Scaling-up overdose prevention sites in Vancouver, Canada in December 2016 was associated with immediate and continued gradual increases in supervised injection service engagement and immediate increases in related health benefits.
为应对因注射吸毒导致的过量用药死亡人数的急剧上升,加拿大温哥华市于 2016 年 12 月迅速扩大了低门槛监督注射服务(SIS),称为“过量预防场所”(OPS)。我们评估了这一干预措施对注射吸毒者(PWID)使用 SIS 及相关健康结果的潜在影响。
使用两个社区招募的 PWID 前瞻性队列的时间序列数据的分段回归分析,以衡量 OPS 扩展对 SIS 使用、公共注射、共用注射器和参与成瘾治疗的变化的影响,同时控制先前存在的季节性趋势。
加拿大温哥华市。
745 名 PWID 中,292 名(39.7%)为女性,441 名(59.6%)自述为白人血统,基线时的中位年龄为 47 岁(四分位距=38,53)。
过去 6 个月内参与者自我报告的 SIS 使用、公共注射、共用注射器以及任何形式的成瘾治疗的每月比例的即时(即步长)和逐渐(即斜率)变化。
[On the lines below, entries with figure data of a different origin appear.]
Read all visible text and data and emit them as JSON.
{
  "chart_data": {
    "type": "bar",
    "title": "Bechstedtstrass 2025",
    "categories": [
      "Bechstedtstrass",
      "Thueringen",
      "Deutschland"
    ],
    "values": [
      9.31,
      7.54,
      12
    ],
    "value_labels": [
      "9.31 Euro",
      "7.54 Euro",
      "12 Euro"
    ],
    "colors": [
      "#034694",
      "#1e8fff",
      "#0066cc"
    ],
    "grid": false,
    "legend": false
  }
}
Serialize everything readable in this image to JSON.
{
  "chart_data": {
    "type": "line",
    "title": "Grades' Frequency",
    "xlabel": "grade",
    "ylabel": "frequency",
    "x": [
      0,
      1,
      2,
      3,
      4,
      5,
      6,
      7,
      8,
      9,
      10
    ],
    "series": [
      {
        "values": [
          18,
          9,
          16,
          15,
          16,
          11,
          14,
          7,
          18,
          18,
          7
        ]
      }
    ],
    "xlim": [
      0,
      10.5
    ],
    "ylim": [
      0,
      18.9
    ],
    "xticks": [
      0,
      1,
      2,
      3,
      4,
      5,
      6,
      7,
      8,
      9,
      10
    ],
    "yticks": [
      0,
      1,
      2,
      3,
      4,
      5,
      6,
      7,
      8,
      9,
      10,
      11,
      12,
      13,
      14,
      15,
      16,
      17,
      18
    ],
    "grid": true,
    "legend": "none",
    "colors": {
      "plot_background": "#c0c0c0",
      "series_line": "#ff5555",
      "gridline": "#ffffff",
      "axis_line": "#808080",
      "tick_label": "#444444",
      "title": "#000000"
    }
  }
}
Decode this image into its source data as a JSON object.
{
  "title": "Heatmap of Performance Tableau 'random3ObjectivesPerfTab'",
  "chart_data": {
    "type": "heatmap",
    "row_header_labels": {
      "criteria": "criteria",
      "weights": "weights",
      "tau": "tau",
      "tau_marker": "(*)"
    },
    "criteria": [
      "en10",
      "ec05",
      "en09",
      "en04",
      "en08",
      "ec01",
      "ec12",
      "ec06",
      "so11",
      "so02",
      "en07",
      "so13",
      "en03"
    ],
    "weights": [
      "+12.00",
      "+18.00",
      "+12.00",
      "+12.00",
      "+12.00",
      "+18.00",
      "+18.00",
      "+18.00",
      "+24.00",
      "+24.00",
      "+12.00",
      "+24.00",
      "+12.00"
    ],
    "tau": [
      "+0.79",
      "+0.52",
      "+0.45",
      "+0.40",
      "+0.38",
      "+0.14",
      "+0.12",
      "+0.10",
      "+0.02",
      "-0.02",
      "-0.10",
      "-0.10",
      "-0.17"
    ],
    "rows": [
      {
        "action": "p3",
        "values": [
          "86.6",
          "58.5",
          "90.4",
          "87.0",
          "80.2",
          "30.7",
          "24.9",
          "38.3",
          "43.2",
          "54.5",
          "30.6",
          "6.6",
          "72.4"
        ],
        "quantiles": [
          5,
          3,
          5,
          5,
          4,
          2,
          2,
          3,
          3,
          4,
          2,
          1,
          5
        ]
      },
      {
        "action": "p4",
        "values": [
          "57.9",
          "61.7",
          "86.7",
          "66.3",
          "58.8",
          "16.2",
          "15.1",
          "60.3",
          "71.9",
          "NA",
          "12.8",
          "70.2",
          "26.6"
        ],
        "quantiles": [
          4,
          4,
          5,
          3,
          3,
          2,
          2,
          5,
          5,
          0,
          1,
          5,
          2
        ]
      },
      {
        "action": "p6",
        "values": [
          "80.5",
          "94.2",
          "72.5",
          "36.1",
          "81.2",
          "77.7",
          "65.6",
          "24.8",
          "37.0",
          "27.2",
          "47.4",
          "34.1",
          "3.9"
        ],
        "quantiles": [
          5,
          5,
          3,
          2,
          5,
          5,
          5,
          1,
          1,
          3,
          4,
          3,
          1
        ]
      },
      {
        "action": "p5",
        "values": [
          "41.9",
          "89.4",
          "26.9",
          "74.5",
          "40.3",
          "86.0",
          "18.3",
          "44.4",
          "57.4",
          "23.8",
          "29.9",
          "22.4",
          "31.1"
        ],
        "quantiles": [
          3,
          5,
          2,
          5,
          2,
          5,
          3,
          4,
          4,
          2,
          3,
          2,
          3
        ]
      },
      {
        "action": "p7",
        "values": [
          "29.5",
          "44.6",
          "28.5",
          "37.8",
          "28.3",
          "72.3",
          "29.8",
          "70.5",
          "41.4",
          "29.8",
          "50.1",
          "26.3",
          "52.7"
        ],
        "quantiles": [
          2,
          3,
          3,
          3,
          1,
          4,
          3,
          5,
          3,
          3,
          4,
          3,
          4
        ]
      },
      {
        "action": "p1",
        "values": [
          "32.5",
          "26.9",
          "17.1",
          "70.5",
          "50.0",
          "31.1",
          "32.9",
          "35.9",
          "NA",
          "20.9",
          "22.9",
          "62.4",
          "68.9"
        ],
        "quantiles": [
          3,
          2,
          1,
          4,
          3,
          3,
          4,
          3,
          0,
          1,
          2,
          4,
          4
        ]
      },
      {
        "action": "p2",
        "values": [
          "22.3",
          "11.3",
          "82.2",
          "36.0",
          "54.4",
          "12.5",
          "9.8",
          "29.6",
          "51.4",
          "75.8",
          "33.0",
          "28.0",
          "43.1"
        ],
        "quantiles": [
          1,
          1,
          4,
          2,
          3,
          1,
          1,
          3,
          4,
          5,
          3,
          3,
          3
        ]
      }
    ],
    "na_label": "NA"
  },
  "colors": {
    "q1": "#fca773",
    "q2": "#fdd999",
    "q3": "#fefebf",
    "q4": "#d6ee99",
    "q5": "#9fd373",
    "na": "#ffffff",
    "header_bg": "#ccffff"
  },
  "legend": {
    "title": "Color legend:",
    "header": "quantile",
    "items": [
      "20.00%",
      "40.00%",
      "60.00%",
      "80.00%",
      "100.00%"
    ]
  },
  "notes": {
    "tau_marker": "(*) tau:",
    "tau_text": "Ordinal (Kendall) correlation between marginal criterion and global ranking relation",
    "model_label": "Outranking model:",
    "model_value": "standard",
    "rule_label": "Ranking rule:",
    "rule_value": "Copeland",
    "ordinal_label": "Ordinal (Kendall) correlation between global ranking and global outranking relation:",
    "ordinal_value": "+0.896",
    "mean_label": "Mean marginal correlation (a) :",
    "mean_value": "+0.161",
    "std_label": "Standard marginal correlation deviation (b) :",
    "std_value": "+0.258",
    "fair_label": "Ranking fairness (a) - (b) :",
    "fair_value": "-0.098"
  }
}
在 OPS 扩展后,SIS 使用的每月患病率立即增加了 6.4%(95%CI=1.7,11.2),随后每月进一步增加了 0.7%(95%CI=0.3,1.1)。成瘾治疗参与的每月患病率在 OPS 扩展后立即增加了 4.5%(95%CI=0.5,8.5),而公共注射和共用注射器的使用率估计立即下降了 5.5%(95%CI=0.9,10.0)和 2.5%(95%CI=0.5,4.6)。关于干预措施与公共注射、共用注射器和成瘾治疗参与率随后的逐渐变化之间是否存在关联,结果尚无定论。
2016 年 12 月,加拿大温哥华市扩大了过量预防场所的规模,这与监督注射服务的即时和持续逐渐增加以及相关健康益处的即时增加有关。